A comissão mista responsável por analisar a Medida Provisória 1300, que trata da reforma do setor elétrico, será instalada em 5 de agosto e pode abrir caminho para a antecipação da discussão da MP 1304 — proposta que estabelece um teto de gastos para a Conta de Desenvolvimento Energético (CDE).
A MP 1304, embora tenha validade maior (até 7 de novembro), poderá ser incorporada à MP 1300 caso haja acordo político. A estratégia visa agilizar a tramitação no Congresso e evitar a caducidade de medidas importantes da reforma.
Segundo Leandro Gabiati, da Dominium Consultoria, “não há impedimento regimental para que o relator da MP 1300 absorva dispositivos da 1304, desde que exista um entendimento prévio entre os parlamentares”. A relatoria ficará com o deputado Fernando Filho (União-PE), enquanto a presidência da comissão será exercida pelo senador Eduardo Braga (MDB-AM).
Discussão pode acelerar reforma do setor
A possibilidade de unificação das propostas surge como alternativa para evitar atrasos. A expectativa é que, com diálogo entre Senado e Câmara, seja possível transformar a reforma do setor elétrico em lei antes do fim de agosto.

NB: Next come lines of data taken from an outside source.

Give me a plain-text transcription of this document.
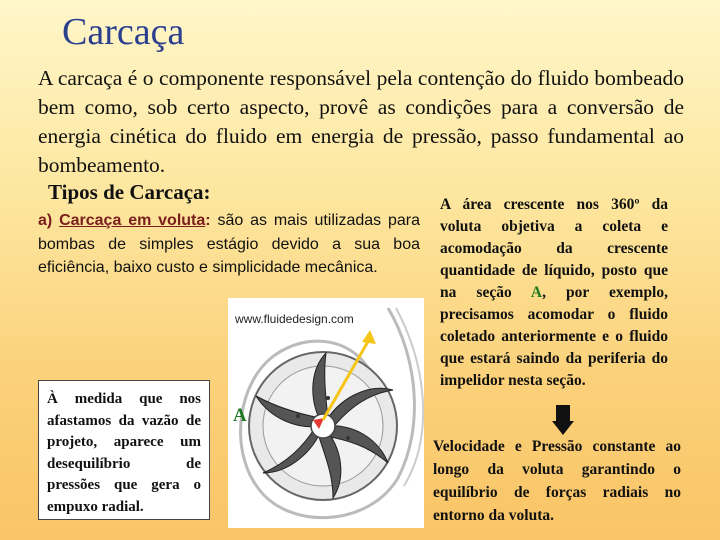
Carcaça
A carcaça é o componente responsável pela contenção do fluido bombeado bem como, sob certo aspecto, provê as condições para a conversão de energia cinética do fluido em energia de pressão, passo fundamental ao bombeamento.
Tipos de Carcaça:
a) Carcaça em voluta: são as mais utilizadas para bombas de simples estágio devido a sua boa eficiência, baixo custo e simplicidade mecânica.
A área crescente nos 360º da voluta objetiva a coleta e acomodação da crescente quantidade de líquido, posto que na seção A, por exemplo, precisamos acomodar o fluido coletado anteriormente e o fluido que estará saindo da periferia do impelidor nesta seção.
À medida que nos afastamos da vazão de projeto, aparece um desequilíbrio de pressões que gera o empuxo radial.
Velocidade e Pressão constante ao longo da voluta garantindo o equilíbrio de forças radiais no entorno da voluta.
www.fluidedesign.com
A
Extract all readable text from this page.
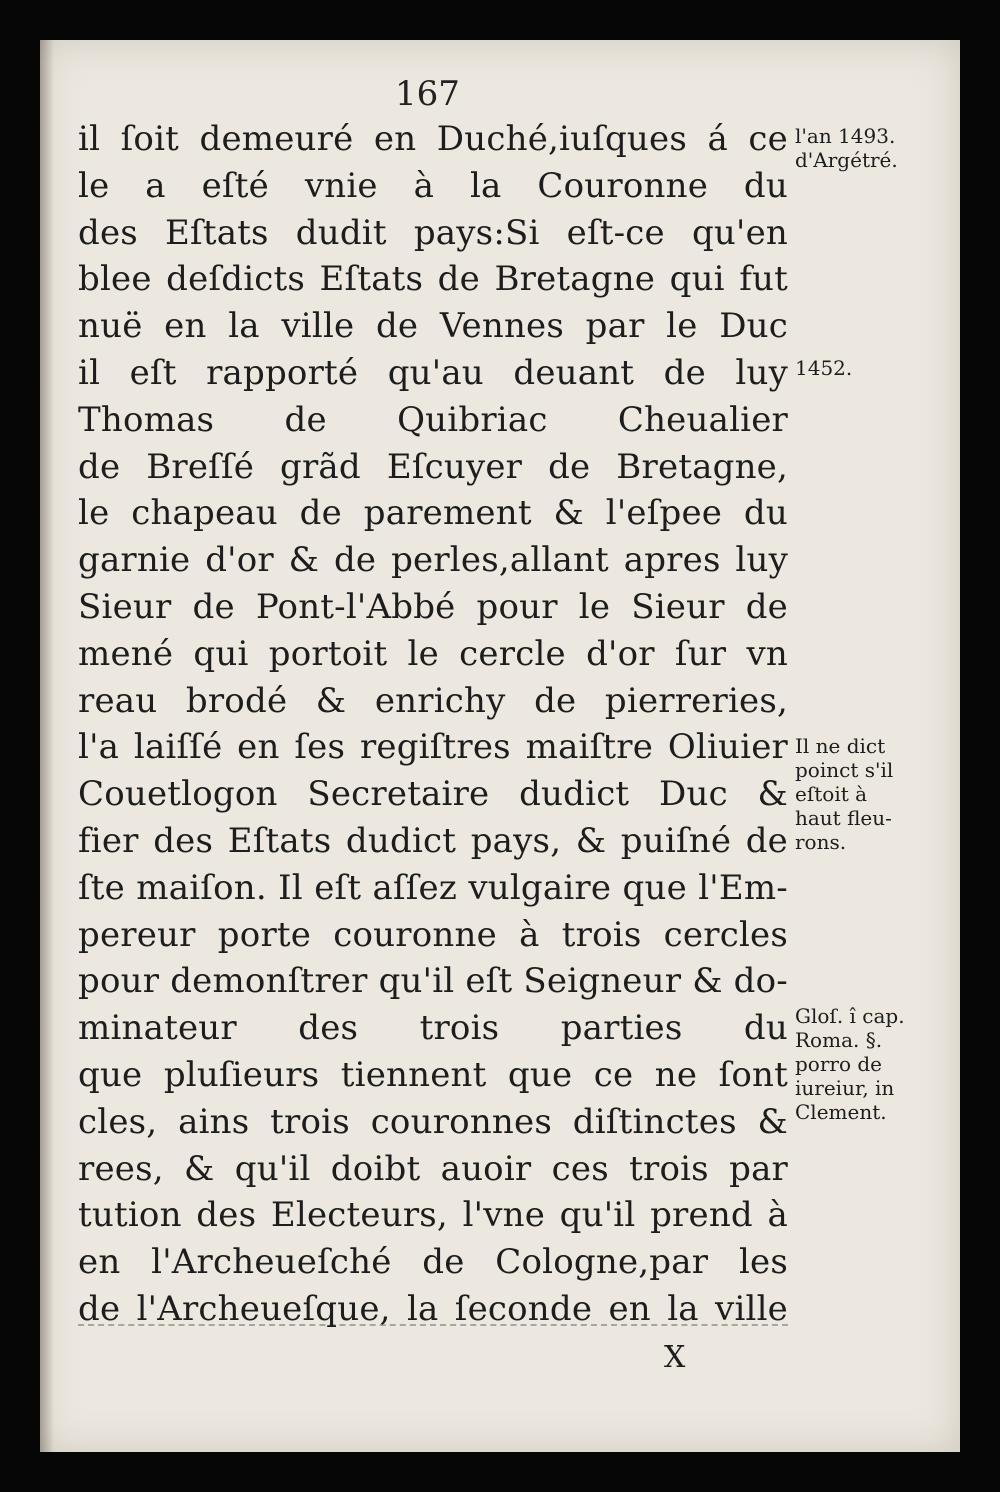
167
il ſoit demeuré en Duché,iuſques á ce
le a eſté vnie à la Couronne du
des Eſtats dudit pays:Si eſt-ce qu'en
blee deſdicts Eſtats de Bretagne qui fut
nuë en la ville de Vennes par le Duc
il eſt rapporté qu'au deuant de luy
Thomas de Quibriac Cheualier
de Breſſé grãd Eſcuyer de Bretagne,
le chapeau de parement & l'eſpee du
garnie d'or & de perles,allant apres luy
Sieur de Pont-l'Abbé pour le Sieur de
mené qui portoit le cercle d'or ſur vn
reau brodé & enrichy de pierreries,
l'a laiſſé en ſes regiſtres maiſtre Oliuier
Couetlogon Secretaire dudict Duc &
fier des Eſtats dudict pays, & puiſné de
ſte maiſon. Il eſt aſſez vulgaire que l'Em-
pereur porte couronne à trois cercles
pour demonſtrer qu'il eſt Seigneur & do-
minateur des trois parties du
que pluſieurs tiennent que ce ne ſont
cles, ains trois couronnes diſtinctes &
rees, & qu'il doibt auoir ces trois par
tution des Electeurs, l'vne qu'il prend à
en l'Archeueſché de Cologne,par les
de l'Archeueſque, la ſeconde en la ville
l'an 1493.
d'Argétré.
1452.
Il ne dict
poinct s'il
eſtoit à
haut fleu-
rons.
Gloſ. î cap.
Roma. §.
porro de
iureiur, in
Clement.
X
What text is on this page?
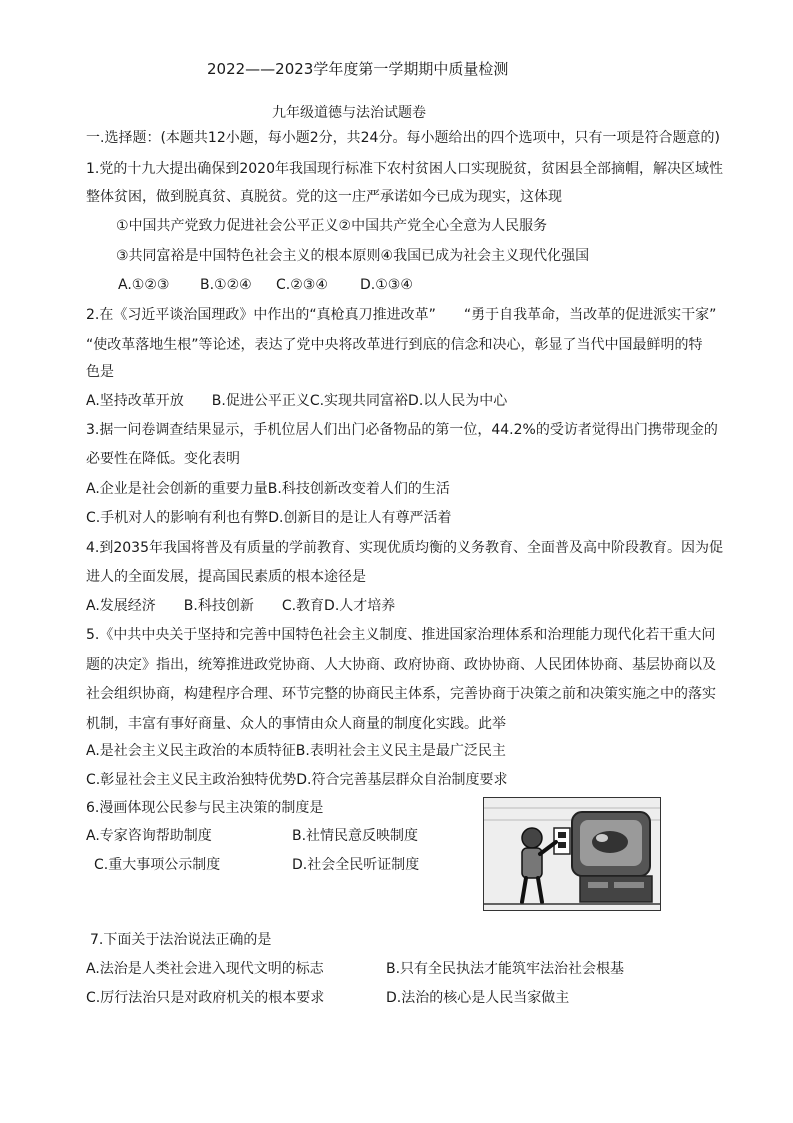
2022——2023学年度第一学期期中质量检测
九年级道德与法治试题卷
一.选择题：(本题共12小题，每小题2分，共24分。每小题给出的四个选项中，只有一项是符合题意的)
1.党的十九大提出确保到2020年我国现行标准下农村贫困人口实现脱贫，贫困县全部摘帽，解决区域性
整体贫困，做到脱真贫、真脱贫。党的这一庄严承诺如今已成为现实，这体现
①中国共产党致力促进社会公平正义②中国共产党全心全意为人民服务
③共同富裕是中国特色社会主义的根本原则④我国已成为社会主义现代化强国
A.①②③ B.①②④ C.②③④ D.①③④
2.在《习近平谈治国理政》中作出的“真枪真刀推进改革”　　“勇于自我革命，当改革的促进派实干家”
“使改革落地生根”等论述，表达了党中央将改革进行到底的信念和决心，彰显了当代中国最鲜明的特
色是
A.坚持改革开放　　B.促进公平正义C.实现共同富裕D.以人民为中心
3.据一问卷调查结果显示，手机位居人们出门必备物品的第一位，44.2%的受访者觉得出门携带现金的
必要性在降低。变化表明
A.企业是社会创新的重要力量B.科技创新改变着人们的生活
C.手机对人的影响有利也有弊D.创新目的是让人有尊严活着
4.到2035年我国将普及有质量的学前教育、实现优质均衡的义务教育、全面普及高中阶段教育。因为促
进人的全面发展，提高国民素质的根本途径是
A.发展经济　　B.科技创新　　C.教育D.人才培养
5.《中共中央关于坚持和完善中国特色社会主义制度、推进国家治理体系和治理能力现代化若干重大问
题的决定》指出，统筹推进政党协商、人大协商、政府协商、政协协商、人民团体协商、基层协商以及
社会组织协商，构建程序合理、环节完整的协商民主体系，完善协商于决策之前和决策实施之中的落实
机制，丰富有事好商量、众人的事情由众人商量的制度化实践。此举
A.是社会主义民主政治的本质特征B.表明社会主义民主是最广泛民主
C.彰显社会主义民主政治独特优势D.符合完善基层群众自治制度要求
6.漫画体现公民参与民主决策的制度是
A.专家咨询帮助制度	B.社情民意反映制度
C.重大事项公示制度	D.社会全民听证制度
7.下面关于法治说法正确的是
A.法治是人类社会进入现代文明的标志	B.只有全民执法才能筑牢法治社会根基
C.厉行法治只是对政府机关的根本要求	D.法治的核心是人民当家做主
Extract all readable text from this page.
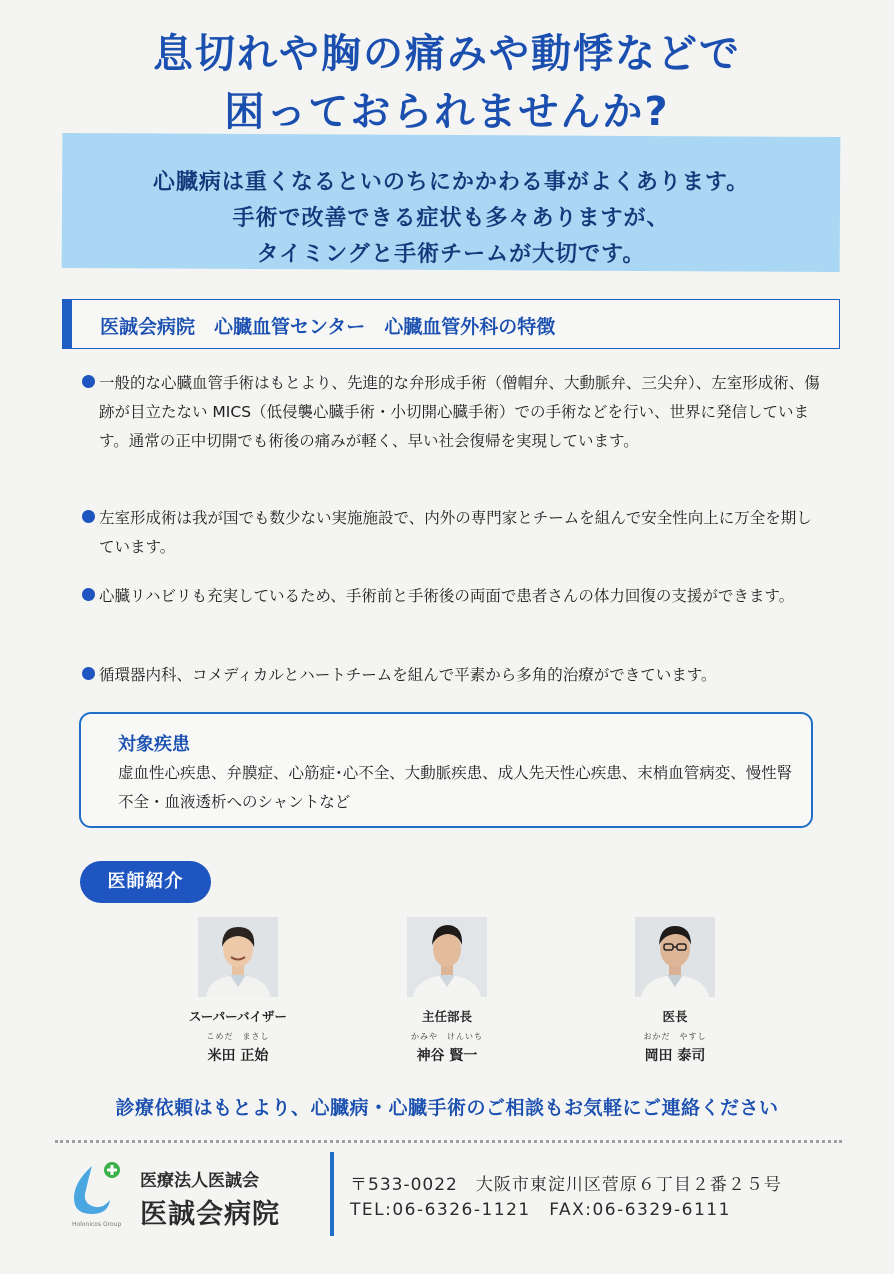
息切れや胸の痛みや動悸などで
困っておられませんか?
心臓病は重くなるといのちにかかわる事がよくあります。
手術で改善できる症状も多々ありますが、
タイミングと手術チームが大切です。
医誠会病院　心臓血管センター　心臓血管外科の特徴

一般的な心臓血管手術はもとより、先進的な弁形成手術（僧帽弁、大動脈弁、三尖弁）、左室形成術、傷跡が目立たない MICS（低侵襲心臓手術・小切開心臓手術）での手術などを行い、世界に発信しています。通常の正中切開でも術後の痛みが軽く、早い社会復帰を実現しています。

左室形成術は我が国でも数少ない実施施設で、内外の専門家とチームを組んで安全性向上に万全を期しています。

心臓リハビリも充実しているため、手術前と手術後の両面で患者さんの体力回復の支援ができます。

循環器内科、コメディカルとハートチームを組んで平素から多角的治療ができています。

対象疾患
虚血性心疾患、弁膜症、心筋症･心不全、大動脈疾患、成人先天性心疾患、末梢血管病変、慢性腎不全・血液透析へのシャントなど
医師紹介
スーパーバイザー
こめだ　まさし
米田 正始
主任部長
かみや　けんいち
神谷 賢一
医長
おかだ　やすし
岡田 泰司
診療依頼はもとより、心臓病・心臓手術のご相談もお気軽にご連絡ください
Holonicos Group
医療法人医誠会
医誠会病院
〒533-0022　大阪市東淀川区菅原６丁目２番２５号
TEL:06-6326-1121　FAX:06-6329-6111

A MP 1300 já foi alvo de críticas e ameaças de fatiamento por divergências políticas, mas a inclusão de temas da MP 1304 pode reforçar sua sobrevida no Congresso.
CDE e subsídios: foco das emendas
Com um orçamento estimado em R$ 50 bilhões em 2025, a CDE continua sendo alvo de preocupação. A MP 1304 recebeu 435 emendas — 93 delas relacionadas à CDE. Algumas propostas buscam excluir a limitação de gastos ou isentar irrigantes do pagamento de encargos por ultrapassagem do teto.
Outros temas abordados nas emendas incluem:
- Micro e minigeração distribuída (45 emendas)
- Fim dos descontos nas tarifas fio (27)
- Abertura total do mercado (17)
- Tarifa social (6)
- Gás natural (33)
- PCHs (29)
Há também 20 emendas que tratam diretamente de curtailment (cortes de geração).
Risco de caducidade e sobrevida política
A repetição de dispositivos entre as MPs pode ser uma tática para garantir que, caso a MP 1300 não avance, a MP 1304 possa dar continuidade à reforma. “Há uma movimentação de bastidores que sinaliza algum nível de acordo político”, diz Gabiati.
O cenário ainda é incerto, mas os sinais indicam que o Congresso deverá encontrar uma saída para conter o crescimento da CDE e avançar com as mudanças estruturais no setor elétrico.